Латышев скроил гордую мину, сделал вид, что утерся, и толкнул дверь на лестницу плечом. И, поворачиваясь, заметил слезы у мамы на щеках. Черт дернул физрука сунуться! Он бы и сам догадался извиниться. Ну, сорвалось! Наболело!

Латышев скатился на один пролет, к лифту, и с остервенением ударил по прожженной красной кнопке. И едва не забыл припрятанную за батареей бутылку массандровского портвейна.


Из распахнутых окон первого этажа на всю Партенитскую улицу разносилась «Феличита»: итальянцы захлебывались от счастья. Какое, к черту, счастье? Настроение было испорчено на весь вечер. Латышев расстегнул две верхних пуговицы на рубашке, приподнял воротник (мама терпеть не могла расстегнутых пуговиц, ей было не понять, что это модно, что рубашки все так носят) и небрежно глотнул «Жигулевского». Он бы и закурил, но «Мальборо» поберег, все же рубль пятьдесят… В кармане звенела мелочь и приятно шуршала трешка – на всякий случай, – и он решил, что на остановке купит «Родопи», просто покурить, без выпендрона.

С Наташкой он столкнулся на повороте – она, взлохмаченная и запыхавшаяся, вприпрыжку поднималась в горку. Наверное, тоже торопилась.

– Привет, – выдохнула она и подставила ладошку, чтобы Латышев по ней хлопнул, – они так здоровались.

Наташка с отцом приехали во Фрунзенское на два дня раньше Латышевых, и сначала она шипела и фыркала, узнав, что Саня тоже будет спать на лоджии. Но уступать не собиралась, так же как и он. А почему, собственно, он должен был уступить? Если ей что-то не нравится, пусть сама спит в духотище! А как Латышев хохотал, когда она заявила:

– Только попробуй подглядывать! Глаза выцарапаю!
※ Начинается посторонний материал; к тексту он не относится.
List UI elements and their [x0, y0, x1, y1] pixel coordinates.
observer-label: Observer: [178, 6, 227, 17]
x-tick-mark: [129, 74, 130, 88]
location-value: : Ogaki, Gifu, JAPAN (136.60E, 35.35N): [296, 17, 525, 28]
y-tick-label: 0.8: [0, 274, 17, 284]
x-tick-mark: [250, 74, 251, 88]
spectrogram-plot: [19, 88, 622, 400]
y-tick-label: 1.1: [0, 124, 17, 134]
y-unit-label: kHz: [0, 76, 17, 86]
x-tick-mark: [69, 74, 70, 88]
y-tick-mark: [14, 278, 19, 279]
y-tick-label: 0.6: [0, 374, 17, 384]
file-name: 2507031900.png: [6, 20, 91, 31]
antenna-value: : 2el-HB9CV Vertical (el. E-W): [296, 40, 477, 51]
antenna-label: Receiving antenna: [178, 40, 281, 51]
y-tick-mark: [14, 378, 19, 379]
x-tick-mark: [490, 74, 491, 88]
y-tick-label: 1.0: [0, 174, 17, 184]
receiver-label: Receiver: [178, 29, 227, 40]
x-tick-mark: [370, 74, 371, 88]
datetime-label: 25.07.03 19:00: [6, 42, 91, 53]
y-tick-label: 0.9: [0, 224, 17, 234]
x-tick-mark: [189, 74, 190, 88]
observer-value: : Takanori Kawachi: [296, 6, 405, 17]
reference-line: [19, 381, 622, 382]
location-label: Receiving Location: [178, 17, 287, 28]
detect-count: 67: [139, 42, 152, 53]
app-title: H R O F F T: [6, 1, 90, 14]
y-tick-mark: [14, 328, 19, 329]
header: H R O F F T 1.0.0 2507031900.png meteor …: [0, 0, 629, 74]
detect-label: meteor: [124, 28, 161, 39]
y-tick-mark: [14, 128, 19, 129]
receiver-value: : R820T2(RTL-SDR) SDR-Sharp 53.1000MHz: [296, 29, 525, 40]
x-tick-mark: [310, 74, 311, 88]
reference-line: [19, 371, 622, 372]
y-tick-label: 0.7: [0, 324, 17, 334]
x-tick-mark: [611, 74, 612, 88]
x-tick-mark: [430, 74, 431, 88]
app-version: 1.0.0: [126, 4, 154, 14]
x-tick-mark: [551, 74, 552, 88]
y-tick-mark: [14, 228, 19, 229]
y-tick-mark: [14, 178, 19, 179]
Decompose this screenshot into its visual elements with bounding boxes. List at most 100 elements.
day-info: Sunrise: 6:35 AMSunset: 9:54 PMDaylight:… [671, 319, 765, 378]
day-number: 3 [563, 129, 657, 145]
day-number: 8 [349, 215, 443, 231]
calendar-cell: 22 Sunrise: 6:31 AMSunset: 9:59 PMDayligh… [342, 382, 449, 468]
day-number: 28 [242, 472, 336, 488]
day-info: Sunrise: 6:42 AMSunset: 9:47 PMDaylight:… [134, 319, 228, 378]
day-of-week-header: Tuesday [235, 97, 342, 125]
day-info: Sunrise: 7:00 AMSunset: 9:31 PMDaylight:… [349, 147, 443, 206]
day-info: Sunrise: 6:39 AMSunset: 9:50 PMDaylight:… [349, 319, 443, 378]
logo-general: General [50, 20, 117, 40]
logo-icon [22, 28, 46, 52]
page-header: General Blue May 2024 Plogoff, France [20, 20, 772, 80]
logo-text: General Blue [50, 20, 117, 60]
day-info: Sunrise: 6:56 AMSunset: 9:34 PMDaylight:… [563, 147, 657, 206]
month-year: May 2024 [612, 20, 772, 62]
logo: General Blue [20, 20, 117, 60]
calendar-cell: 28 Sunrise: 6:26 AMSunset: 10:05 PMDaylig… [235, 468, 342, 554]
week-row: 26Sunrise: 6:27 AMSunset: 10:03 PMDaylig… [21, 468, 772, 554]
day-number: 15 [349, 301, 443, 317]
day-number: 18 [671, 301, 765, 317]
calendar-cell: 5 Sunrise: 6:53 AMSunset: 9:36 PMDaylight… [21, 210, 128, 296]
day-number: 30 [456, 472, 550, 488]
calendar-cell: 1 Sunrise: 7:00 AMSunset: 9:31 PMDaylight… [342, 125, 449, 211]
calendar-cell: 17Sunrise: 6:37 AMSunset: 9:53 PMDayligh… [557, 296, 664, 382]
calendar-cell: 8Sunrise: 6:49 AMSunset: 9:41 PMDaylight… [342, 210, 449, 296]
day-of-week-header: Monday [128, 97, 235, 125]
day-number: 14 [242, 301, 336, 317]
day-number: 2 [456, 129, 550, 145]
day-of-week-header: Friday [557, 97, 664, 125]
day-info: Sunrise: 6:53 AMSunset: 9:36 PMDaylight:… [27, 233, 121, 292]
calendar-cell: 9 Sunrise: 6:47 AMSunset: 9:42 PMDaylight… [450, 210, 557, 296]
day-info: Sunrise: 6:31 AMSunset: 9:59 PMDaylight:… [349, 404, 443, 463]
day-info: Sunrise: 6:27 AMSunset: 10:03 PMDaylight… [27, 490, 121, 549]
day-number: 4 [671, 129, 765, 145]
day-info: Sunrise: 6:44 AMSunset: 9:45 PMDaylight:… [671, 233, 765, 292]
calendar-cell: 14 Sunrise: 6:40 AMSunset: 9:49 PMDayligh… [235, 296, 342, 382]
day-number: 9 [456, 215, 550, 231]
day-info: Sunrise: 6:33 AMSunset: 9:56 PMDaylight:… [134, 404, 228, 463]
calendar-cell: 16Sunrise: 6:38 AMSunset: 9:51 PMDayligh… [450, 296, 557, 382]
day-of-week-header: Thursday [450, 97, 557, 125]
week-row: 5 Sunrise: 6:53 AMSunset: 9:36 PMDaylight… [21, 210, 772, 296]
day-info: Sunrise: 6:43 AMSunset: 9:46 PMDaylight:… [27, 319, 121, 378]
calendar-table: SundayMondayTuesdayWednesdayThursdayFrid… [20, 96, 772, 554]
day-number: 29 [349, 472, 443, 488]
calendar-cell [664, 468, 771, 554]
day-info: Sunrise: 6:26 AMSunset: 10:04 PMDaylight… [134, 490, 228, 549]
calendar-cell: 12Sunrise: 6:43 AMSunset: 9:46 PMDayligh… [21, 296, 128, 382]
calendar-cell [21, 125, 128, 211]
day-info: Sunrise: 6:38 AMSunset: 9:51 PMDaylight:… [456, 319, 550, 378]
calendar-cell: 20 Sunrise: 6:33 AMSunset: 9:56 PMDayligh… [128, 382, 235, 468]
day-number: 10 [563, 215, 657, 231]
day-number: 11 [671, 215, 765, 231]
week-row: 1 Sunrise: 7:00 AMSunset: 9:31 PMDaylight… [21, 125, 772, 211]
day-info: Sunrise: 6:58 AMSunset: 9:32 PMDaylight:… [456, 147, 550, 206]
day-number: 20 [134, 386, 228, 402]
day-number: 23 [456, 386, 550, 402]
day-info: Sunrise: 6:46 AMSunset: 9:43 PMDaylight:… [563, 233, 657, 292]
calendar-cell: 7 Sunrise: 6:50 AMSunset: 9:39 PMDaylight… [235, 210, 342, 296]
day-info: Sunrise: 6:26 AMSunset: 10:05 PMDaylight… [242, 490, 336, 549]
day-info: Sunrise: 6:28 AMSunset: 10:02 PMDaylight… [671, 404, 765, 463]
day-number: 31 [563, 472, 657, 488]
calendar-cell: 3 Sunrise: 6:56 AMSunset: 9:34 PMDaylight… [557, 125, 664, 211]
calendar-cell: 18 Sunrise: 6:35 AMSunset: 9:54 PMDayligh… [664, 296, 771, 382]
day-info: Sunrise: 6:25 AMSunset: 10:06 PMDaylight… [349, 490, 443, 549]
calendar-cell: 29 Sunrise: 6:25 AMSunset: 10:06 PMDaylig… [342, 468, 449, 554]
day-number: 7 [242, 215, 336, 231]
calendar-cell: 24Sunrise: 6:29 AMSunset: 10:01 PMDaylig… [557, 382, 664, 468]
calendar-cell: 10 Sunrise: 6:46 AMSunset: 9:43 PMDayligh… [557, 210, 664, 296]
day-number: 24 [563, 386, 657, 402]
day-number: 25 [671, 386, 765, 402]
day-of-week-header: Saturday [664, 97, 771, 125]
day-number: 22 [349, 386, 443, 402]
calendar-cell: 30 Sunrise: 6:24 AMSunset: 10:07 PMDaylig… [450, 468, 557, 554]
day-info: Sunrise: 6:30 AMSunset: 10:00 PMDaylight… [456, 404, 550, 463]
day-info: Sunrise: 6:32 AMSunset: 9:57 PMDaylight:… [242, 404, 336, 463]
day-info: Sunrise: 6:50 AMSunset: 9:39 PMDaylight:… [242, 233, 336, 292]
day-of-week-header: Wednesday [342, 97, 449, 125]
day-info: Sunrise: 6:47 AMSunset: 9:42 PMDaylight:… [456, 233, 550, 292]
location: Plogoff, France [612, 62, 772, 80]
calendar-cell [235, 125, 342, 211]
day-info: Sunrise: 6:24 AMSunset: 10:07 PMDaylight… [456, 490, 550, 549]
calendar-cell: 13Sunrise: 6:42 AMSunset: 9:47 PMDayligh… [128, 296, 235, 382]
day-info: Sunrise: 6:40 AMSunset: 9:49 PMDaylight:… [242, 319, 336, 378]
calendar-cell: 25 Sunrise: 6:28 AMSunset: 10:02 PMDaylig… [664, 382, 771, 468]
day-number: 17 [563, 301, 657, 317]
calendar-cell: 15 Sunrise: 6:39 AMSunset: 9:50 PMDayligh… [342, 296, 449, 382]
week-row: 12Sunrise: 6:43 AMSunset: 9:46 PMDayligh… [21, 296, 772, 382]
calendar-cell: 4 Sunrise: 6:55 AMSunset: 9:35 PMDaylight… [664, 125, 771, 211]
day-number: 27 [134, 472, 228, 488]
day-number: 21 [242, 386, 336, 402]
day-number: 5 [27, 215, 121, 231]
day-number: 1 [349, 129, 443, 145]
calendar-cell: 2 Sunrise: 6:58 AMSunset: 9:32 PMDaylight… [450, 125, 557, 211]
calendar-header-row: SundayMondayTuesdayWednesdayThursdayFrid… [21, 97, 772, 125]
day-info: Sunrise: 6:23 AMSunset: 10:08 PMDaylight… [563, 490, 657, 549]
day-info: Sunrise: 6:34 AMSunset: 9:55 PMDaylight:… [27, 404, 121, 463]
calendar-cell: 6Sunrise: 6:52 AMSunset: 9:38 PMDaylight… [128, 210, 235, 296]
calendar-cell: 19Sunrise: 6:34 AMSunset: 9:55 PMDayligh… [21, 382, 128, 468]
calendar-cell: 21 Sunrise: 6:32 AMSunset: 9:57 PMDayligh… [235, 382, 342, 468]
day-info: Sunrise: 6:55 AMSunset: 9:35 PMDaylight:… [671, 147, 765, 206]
Она была младше его на год, переходила в девятый класс – что с нее взять? Латышев ответил, что он не в детском саду и Наташка сдалась ему сто лет. Тем более что ничего интересного в ней не было (еще бы, при таком папаше!) – одеваться она не умела, красилась тушью-плевательницей и только по праздникам, не курила и не разбиралась в музыке.

Но потом они подружились. Именно подружились. И если в первые ночи демонстративно ложились ногами друг к другу (хоть и через ширму, а все же…), то потом, чтобы удобней и тише болтать по ночам, наоборот, поворачивались друг к другу головами. И однажды ночью решили, что будут братом и сестрой, чтобы раз и навсегда определиться в отношениях: брату с сестрой незазорно спать на одной лоджии. Чтобы закрепить их братский союз, Наташка отдала Латышеву свою серебряную цепочку, а он ей – часы, подаренные отцом.

Это она уговорила его прочитать «Мастера и Маргариту» – напечатанную на машинке и сшитую суровыми нитками, – до этого Латышеву не случалось брать в руки самиздат. Книга эта окрасила отдых совсем другими цветами: и жара теперь напоминала Патриаршие пруды, и в лунном свете мерещились незнакомые силуэты; Латышев даже съездил в Ялту, чтобы своими глазами взглянуть на тот волнорез, на котором очнулся Степа Лиходеев.

– Привет, сестренка, – ответил он.

– Ты в «Крым» не идешь?

– Что я там забыл?

– Там «Танцор диско» сегодня. Билетов, говорят, уже не осталось.

Латышев презрительно поморщился: индийские фильмы – это для женщин и детей.